Did you know that household formation is considered the underlying driver of long-term demand for new housing and construction? Canada’s fertility rate has been in decline every year since 2008, and is now less than 1.5%? If it takes 2 people to make a child, and they’re only producing, on average, one and a half, then our population is shrinking. This means, without immigration, there will be fewer people to buy your house.

#4. So let’s talk about Immigration:

What if global mobility is interrupted for an extended period of time due to the pandemic? Of course, there’s always interprovincial migration. What makes you think more people will be moving to your province rather than away from it?

#5. What about increasing costs of home ownership…

… due specifically to the hangover from a pandemic? More money put into keeping a home means less available to buy one.

      • Consider interest rates; there seems to be a general consensus that they’ll remain low for a very long time. But money supply is subject to the laws of supply and demand too, and increased risk of default could result in a risk premium — higher rates.
      • How about property taxes? COVID-19 has dealt a severe blow to municipal finances. How will we pay for that? Higher property taxes?
      • And, insurance rates on multifamily buildings (condos, apartments, townhouses) have already increased by an average of 65%, in some cases much more, due to an avalanche of claims in recent years (water-damaged buildings in Vancouver, floods in Calgary, fire in Fort McMurray…). The whole insurance industry’s business model has been crippled by persistently low interest rates. Now, to add insult to injury, there are new Coronavirus-related claims. Did you know that large events like Wimbledon routinely carry cancelation insurance? Those payouts are huge!
      • What about income tax? How are we going to pay for all the stimulus? If more money goes to tax, will less go into housing?
      • What happens when all those deferred mortgages come due?

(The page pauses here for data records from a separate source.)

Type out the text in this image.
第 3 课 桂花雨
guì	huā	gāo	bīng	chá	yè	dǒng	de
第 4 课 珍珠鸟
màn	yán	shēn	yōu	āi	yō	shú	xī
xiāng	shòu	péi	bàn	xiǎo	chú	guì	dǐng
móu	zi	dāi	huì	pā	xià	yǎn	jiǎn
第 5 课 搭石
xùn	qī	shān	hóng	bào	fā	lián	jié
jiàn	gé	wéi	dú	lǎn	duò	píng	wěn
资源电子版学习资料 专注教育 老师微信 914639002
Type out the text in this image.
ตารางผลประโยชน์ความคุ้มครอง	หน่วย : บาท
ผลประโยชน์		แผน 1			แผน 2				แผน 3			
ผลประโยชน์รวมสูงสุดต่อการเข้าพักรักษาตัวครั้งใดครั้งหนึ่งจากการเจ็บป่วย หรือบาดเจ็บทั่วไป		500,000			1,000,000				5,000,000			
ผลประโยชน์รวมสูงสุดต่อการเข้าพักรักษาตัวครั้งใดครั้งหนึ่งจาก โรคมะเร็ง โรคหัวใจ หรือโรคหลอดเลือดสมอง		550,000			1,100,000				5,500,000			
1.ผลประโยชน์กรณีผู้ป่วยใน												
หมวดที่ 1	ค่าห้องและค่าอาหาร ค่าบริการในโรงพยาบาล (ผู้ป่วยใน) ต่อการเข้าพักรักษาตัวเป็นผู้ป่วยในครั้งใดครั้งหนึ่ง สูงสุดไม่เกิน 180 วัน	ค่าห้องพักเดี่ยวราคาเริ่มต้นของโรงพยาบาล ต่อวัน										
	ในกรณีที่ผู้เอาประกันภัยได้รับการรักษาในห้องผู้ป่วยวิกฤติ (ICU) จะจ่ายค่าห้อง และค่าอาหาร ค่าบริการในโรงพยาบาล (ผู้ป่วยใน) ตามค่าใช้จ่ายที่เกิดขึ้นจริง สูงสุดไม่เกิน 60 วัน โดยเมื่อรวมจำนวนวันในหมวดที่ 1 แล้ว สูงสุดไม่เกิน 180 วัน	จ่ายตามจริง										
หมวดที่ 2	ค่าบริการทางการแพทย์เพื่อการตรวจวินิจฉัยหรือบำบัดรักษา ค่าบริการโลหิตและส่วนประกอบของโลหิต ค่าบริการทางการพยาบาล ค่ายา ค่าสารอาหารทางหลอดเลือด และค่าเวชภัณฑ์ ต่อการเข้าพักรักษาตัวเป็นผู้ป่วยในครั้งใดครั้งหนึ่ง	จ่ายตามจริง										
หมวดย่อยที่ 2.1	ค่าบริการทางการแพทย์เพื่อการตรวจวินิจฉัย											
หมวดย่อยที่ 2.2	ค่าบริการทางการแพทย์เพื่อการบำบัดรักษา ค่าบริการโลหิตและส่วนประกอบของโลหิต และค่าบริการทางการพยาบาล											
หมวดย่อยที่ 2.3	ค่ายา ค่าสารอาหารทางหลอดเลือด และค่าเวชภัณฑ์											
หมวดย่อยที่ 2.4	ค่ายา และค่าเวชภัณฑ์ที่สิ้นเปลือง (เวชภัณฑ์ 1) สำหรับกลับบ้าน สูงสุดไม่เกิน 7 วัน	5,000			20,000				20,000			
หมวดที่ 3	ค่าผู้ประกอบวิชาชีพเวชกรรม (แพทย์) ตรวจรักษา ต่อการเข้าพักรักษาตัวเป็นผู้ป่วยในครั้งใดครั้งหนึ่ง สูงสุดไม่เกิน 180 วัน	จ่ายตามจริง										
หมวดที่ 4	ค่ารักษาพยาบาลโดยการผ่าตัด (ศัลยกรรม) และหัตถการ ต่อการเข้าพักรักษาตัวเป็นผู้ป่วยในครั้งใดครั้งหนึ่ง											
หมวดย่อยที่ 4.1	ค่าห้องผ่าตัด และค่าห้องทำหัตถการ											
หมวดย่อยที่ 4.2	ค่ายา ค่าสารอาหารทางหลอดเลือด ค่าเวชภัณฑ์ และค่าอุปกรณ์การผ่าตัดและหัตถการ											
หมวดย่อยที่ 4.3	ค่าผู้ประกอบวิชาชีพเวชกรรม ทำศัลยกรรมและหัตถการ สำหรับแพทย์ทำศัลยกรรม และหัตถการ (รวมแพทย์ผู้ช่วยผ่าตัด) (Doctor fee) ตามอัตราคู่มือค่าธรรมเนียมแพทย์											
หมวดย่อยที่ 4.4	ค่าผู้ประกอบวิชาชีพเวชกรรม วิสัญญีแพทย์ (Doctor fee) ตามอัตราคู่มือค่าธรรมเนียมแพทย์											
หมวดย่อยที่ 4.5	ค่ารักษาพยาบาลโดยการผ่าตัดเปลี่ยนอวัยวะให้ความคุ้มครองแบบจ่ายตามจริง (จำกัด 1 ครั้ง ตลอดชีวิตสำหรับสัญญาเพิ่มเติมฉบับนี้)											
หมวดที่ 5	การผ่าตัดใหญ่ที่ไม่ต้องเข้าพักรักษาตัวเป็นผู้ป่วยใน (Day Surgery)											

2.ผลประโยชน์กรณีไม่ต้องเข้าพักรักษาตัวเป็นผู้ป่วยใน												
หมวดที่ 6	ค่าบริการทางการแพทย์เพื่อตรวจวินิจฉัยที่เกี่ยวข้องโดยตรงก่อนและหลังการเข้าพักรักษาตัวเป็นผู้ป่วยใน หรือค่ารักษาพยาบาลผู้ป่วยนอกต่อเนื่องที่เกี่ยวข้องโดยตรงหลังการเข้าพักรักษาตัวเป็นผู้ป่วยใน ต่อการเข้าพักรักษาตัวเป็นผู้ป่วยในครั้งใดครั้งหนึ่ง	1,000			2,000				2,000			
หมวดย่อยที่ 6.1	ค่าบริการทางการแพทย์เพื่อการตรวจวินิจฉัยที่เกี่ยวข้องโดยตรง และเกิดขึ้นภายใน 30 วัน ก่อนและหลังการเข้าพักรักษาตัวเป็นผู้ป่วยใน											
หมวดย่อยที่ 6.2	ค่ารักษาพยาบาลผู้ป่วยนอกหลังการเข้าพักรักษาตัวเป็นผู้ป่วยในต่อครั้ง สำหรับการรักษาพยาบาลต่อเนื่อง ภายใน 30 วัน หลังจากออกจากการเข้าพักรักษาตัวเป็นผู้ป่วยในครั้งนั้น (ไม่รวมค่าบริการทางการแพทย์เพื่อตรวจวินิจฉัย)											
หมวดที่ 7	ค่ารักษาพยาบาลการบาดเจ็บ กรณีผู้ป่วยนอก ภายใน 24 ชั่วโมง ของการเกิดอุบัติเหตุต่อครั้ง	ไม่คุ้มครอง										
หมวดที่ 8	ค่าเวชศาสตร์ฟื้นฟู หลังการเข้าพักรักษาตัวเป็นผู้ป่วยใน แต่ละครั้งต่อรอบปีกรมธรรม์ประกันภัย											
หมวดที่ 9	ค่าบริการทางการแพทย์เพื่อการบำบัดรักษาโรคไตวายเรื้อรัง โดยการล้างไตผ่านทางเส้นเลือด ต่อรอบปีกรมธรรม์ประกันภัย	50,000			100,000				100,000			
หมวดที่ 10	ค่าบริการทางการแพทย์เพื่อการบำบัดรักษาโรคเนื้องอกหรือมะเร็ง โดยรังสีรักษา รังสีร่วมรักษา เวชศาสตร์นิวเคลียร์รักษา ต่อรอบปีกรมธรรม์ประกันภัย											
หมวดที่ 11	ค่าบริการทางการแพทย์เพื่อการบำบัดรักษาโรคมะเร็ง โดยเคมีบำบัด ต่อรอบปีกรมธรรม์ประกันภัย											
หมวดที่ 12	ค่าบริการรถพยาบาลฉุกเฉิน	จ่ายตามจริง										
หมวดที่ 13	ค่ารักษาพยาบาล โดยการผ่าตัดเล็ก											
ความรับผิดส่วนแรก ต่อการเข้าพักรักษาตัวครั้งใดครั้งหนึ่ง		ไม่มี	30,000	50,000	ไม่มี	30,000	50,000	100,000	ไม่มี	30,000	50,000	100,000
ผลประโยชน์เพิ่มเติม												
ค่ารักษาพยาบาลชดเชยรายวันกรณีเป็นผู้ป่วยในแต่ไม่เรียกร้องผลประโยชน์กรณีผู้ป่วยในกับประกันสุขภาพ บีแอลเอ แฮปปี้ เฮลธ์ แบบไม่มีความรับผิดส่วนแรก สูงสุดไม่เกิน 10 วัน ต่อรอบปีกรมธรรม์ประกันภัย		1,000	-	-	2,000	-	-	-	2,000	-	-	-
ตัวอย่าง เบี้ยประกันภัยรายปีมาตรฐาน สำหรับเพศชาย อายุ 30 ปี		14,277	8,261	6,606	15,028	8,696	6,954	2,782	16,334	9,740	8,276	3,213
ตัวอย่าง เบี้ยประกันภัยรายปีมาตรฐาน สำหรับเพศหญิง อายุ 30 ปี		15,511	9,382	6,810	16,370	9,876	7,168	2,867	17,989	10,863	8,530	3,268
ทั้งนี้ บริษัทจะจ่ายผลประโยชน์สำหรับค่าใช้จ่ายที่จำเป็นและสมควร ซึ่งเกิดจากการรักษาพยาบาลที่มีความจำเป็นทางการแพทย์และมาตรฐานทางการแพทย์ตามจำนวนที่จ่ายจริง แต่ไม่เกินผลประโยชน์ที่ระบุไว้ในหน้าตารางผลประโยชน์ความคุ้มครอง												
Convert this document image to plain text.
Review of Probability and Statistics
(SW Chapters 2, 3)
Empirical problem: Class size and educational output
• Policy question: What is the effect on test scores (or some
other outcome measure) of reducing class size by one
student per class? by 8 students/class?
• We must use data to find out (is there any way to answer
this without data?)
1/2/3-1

#6. What if there’s a second wave of COVID-19?

#7. Have you considered functional obsolescence due to changing behaviour?

What if people no longer want to live in high-density areas? What if commuting habits change?

#8. Finally, there’s already evidence of dropping rents.

Here’s a direct quote from rentals.ca: “The COVID-19 pandemic continues to put downward pressure on the rental market nationally, with rent down 7.2% from the market peak in September of last year.” How might that affect your appetite for investment — especially in centres where all hopes were placed on neverending appreciation?


In the past few days, more industry experts are beginning to concede that prices are likely to drop by 10% due to fallout from the pandemic. And, by the way, others are pointing to a potential price drop of 30-35%.

I hope they’re all wrong. With nearly 500 units, I would love nothing more than to see prices continue to rise. For now, my plan is prudence. If Warren Buffett can be patient, maybe I can too.

As for my rule of thumb about buying anything at 20% below market value, I may adjust that to 30%.

I’m not saying you shouldn’t buy, but…

…if you had a chart that shows prices dropping by nearly 20% over the next 18 months, why wouldn’t you use it?!